The key event for today, April 10, 2026, is the US Consumer Price Index (CPI) report. After seeing WTI crude futures fall over 15% this week from the highs reached during the tensions of late 2025, markets are pricing in a softer inflation number. A significant miss on CPI, coming in lower than expected, could solidify the Federal Reserve’s wait-and-see approach and further fuel silver’s rally.
Volatility And Options Strategies
We must remember the Fed’s cautious stance, which is similar to the posture we saw in 2023 when policymakers paused to assess the impact of their rapid rate hikes. The March meeting minutes confirm they are not ready to declare victory over the inflation that was stoked by the energy crisis last year. This makes today’s inflation data a critical pivot point for near-term interest rate expectations.
Given the binary risks of the CPI print and the ceasefire’s longevity, implied volatility is elevated. The CBOE Volatility Index (VIX) is hovering around 25, well above its historical average, indicating that the market expects significant price swings in the coming weeks.
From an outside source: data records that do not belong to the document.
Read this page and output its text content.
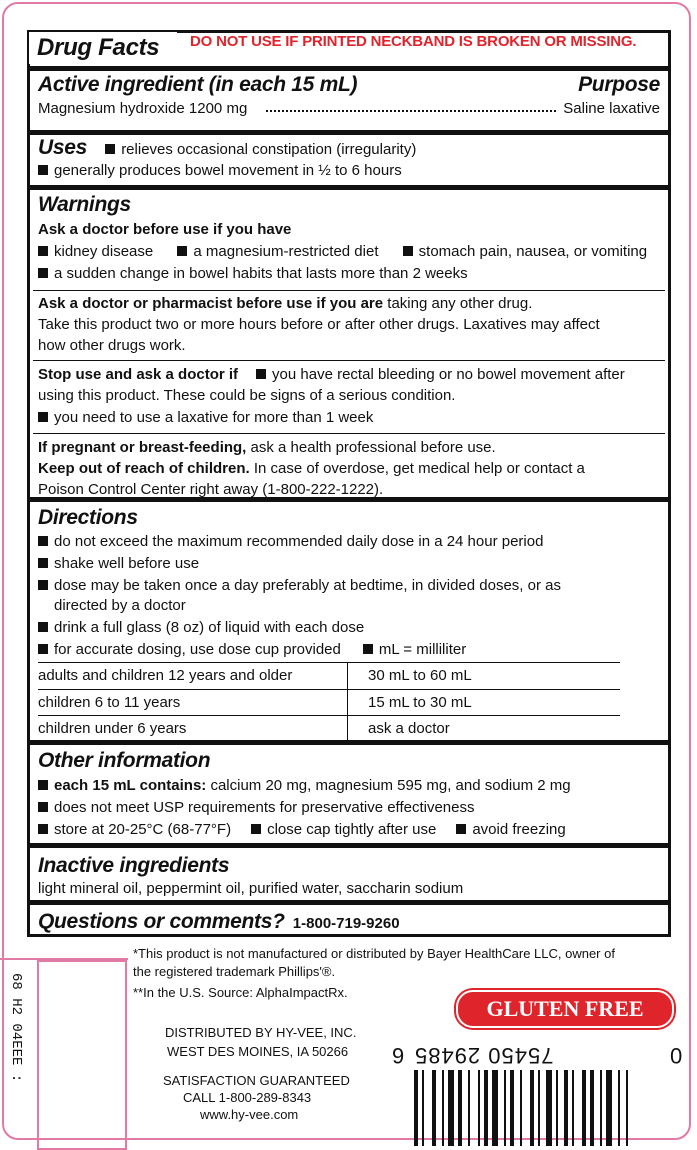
Drug Facts	DO NOT USE IF PRINTED NECKBAND IS BROKEN OR MISSING.
Active ingredient (in each 15 mL)	Purpose
Magnesium hydroxide 1200 mg	Saline laxative
Uses relieves occasional constipation (irregularity)
generally produces bowel movement in ½ to 6 hours
Warnings
Ask a doctor before use if you have
kidney disease	a magnesium-restricted diet	stomach pain, nausea, or vomiting
a sudden change in bowel habits that lasts more than 2 weeks
Ask a doctor or pharmacist before use if you are taking any other drug.
Take this product two or more hours before or after other drugs. Laxatives may affect
how other drugs work.
Stop use and ask a doctor if you have rectal bleeding or no bowel movement after
using this product. These could be signs of a serious condition.
you need to use a laxative for more than 1 week
If pregnant or breast-feeding, ask a health professional before use.
Keep out of reach of children. In case of overdose, get medical help or contact a
Poison Control Center right away (1-800-222-1222).
Directions
do not exceed the maximum recommended daily dose in a 24 hour period
shake well before use
dose may be taken once a day preferably at bedtime, in divided doses, or as
directed by a doctor
drink a full glass (8 oz) of liquid with each dose
for accurate dosing, use dose cup provided	mL = milliliter
adults and children 12 years and older	30 mL to 60 mL
children 6 to 11 years	15 mL to 30 mL
children under 6 years	ask a doctor
Other information
each 15 mL contains: calcium 20 mg, magnesium 595 mg, and sodium 2 mg
does not meet USP requirements for preservative effectiveness
store at 20-25°C (68-77°F) close cap tightly after use avoid freezing
Inactive ingredients
light mineral oil, peppermint oil, purified water, saccharin sodium
Questions or comments? 1-800-719-9260
*This product is not manufactured or distributed by Bayer HealthCare LLC, owner of
the registered trademark Phillips'®.
**In the U.S. Source: AlphaImpactRx.
GLUTEN FREE
DISTRIBUTED BY HY-VEE, INC.
WEST DES MOINES, IA 50266
SATISFACTION GUARANTEED
CALL 1-800-289-8343
www.hy-vee.com
68 H2 04EEE :	6 75450 29485	0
For derivative traders, this environment suggests that simply picking a direction is risky.
Strategies that profit from this high volatility, such as long straddles or strangles on silver ETFs, should be considered. By purchasing both a call and a put option, a trader can profit from a substantial price move in either direction, whether it’s a rally from a surprisingly low CPI number or a sell-off if the Iran deal falters. This approach bypasses the need to predict the outcome of these highly uncertain events.
Alternatively, with silver prices at such extreme levels, buying puts could serve as a valuable hedge or a speculative bet on a correction. If the geopolitical situation stabilizes and the Fed signals no immediate rate cuts, the rationale for holding silver at $76 weakens considerably. The price action we saw in 2024, where precious metals corrected sharply after a period of geopolitical fear subsided, provides a relevant historical parallel for this risk.